I have found that I cannot sustain a burn/smolder in this generator and am in need of some suggestions.  I am using a brand new, 1 gallon paint can.  I have made a venturi from a 12" piece of 1/2" steel with a 1x1/4" slot cut in the middle.  I am using a 1/4" piece of soft copper for the "jet" inside the venturi.  The venturi is located across the approximate center of the can about 5" up from the bottom.  The holes in the can for the pipe have a fairly tight fit.  I have two 1" holes drilled opposite one another at the bottom for fresh air.  I am using a small (tomato paste) can with holes drilled around it for a burn pan.  I supply the air for the venturi from an aquarium air pump that is labeled for 1200 cc/min.  For fuel I am using commercially produced pellets made for smoking foods.  I light the pellets with a propane torch.  I allow the pellets to "free burn" to establish a good amount of burn.  I smother the flame by putting the lid on the can.  The smoldering pellets produce a good, thick smoke.  I hook up the small compressor and a good smoke volume is produced.  After about 5 minutes the smoke begins to thin out.  After 15-20 minutes the smolder is out completely. 

Leaving the lid partially open will sustain the burning of the fuel but allows too much smoke to escape and not enough into the venturi.  Closing one of the vent holes does not appear to change the time until the burn is smothered. 

I have tried the following modifications since:

Moving the 1/4" pipe in and out of the 1/2" pipe creates no appreciable change in the smoke volume or the time to "smother".

I have created an adapter to attach the air tube to my compressor thereby allowing me to change the volume of air through the venturi-no appreciable change noted. 

All of the homemade cold smoke generators I have found lack a spec for one component or another...or do not work consistently like mine either.  I have looked at the Smoke Daddy cold smoke generator and can only determine that the air pump is much bigger than mine-something I would have overcome when I created the air compressor adapter. 

I would appreciate any comments or suggestions.


----------



## SmokinAl

You may just want to buy one they are very inexpensive.

http://www.amazenproducts.com/

Al


----------



## drewed

Fire needs 3 things to burn, heat, fuel and oxygen.  My guess is that you are not getting enough air to maintain combustion.


----------



## lowkey

Thanks for your suggestion.  I agree that one of the items you suggest would be easier although I believe they have to be adapted to cold smoking.  After investing a bit of time on this project I hate to give up. I like to solve problems and see things through to completion.


----------



## lowkey

I agree.  I have an adequate supply of fuel as it goes out before all fuel is consumed.  I suspect the culprit os oxygen and I am investigating ways to adjust the in-flow of air.


----------



## donr

I'm guessing you have an exhaust flow issue since when you pop the top it keeps burning.

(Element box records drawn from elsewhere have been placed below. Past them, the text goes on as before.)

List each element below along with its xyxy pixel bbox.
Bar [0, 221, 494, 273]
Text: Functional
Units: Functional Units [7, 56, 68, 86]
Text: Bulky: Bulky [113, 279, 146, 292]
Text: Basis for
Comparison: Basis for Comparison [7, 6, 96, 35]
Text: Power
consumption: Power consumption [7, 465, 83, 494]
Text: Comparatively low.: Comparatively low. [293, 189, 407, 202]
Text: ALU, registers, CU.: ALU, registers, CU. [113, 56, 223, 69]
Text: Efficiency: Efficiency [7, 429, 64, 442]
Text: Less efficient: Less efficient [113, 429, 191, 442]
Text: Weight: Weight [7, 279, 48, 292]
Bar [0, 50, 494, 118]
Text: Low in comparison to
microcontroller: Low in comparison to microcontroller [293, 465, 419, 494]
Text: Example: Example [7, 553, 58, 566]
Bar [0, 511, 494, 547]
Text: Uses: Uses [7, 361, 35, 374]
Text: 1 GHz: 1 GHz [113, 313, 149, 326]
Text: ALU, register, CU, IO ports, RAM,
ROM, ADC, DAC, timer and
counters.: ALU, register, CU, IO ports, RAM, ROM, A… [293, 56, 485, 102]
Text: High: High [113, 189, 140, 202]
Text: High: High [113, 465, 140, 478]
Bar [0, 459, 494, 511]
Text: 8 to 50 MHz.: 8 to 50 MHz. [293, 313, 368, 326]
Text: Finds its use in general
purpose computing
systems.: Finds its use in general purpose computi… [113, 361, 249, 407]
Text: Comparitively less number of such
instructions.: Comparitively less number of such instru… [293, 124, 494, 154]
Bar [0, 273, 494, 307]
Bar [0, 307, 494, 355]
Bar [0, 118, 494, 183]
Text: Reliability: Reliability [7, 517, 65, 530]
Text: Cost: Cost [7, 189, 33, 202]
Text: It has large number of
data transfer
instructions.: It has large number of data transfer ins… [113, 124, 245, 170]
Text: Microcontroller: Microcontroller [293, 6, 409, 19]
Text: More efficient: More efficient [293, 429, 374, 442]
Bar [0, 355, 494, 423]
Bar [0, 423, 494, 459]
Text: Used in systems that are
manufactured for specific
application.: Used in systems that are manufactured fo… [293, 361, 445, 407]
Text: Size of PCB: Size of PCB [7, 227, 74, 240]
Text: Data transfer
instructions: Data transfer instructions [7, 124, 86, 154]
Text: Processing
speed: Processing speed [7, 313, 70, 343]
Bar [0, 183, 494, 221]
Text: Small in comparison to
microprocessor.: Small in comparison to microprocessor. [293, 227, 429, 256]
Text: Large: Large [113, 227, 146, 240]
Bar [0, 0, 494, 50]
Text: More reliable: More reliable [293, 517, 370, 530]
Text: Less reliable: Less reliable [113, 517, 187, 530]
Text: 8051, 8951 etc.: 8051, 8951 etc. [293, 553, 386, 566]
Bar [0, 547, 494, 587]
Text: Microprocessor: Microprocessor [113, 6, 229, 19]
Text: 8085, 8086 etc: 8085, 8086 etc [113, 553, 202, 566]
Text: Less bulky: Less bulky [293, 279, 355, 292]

Can you make a rough sketch or take a picture of what you have?

The a-maz-en products are designed for cold smoking.


----------



## bc taster

I built a generator I saw on youtube that is similar to what you built.  I used a quart paint can.  I had problems keeping the burn going so I drilled one more air intake hole. That solved that problem.  I had issues with too much unburned chip in the bottom.  I cut a piece of aluminium slightly larger than the cans diameter.  Wedging it inside formed a sloped bottom causing the chip slide down and be forced to the burn area at the air intake holes.  Now I get a good complete burn.  Hope this helps   Bill


----------



## lowkey

Thanks for all of the helpful comments.  I think I have the problem solved.  I drilled many holes in the bottom of the fuel cup and added 4 screws to use as feet and space the bottom of the cup off of the bottom of the can.  That, coupled with attaching a tube from my compressor to allow increased air flow, allow me to sustain a burn.  I enjoy the challenge of solving problems.  This one had me stumped for awhile.


----------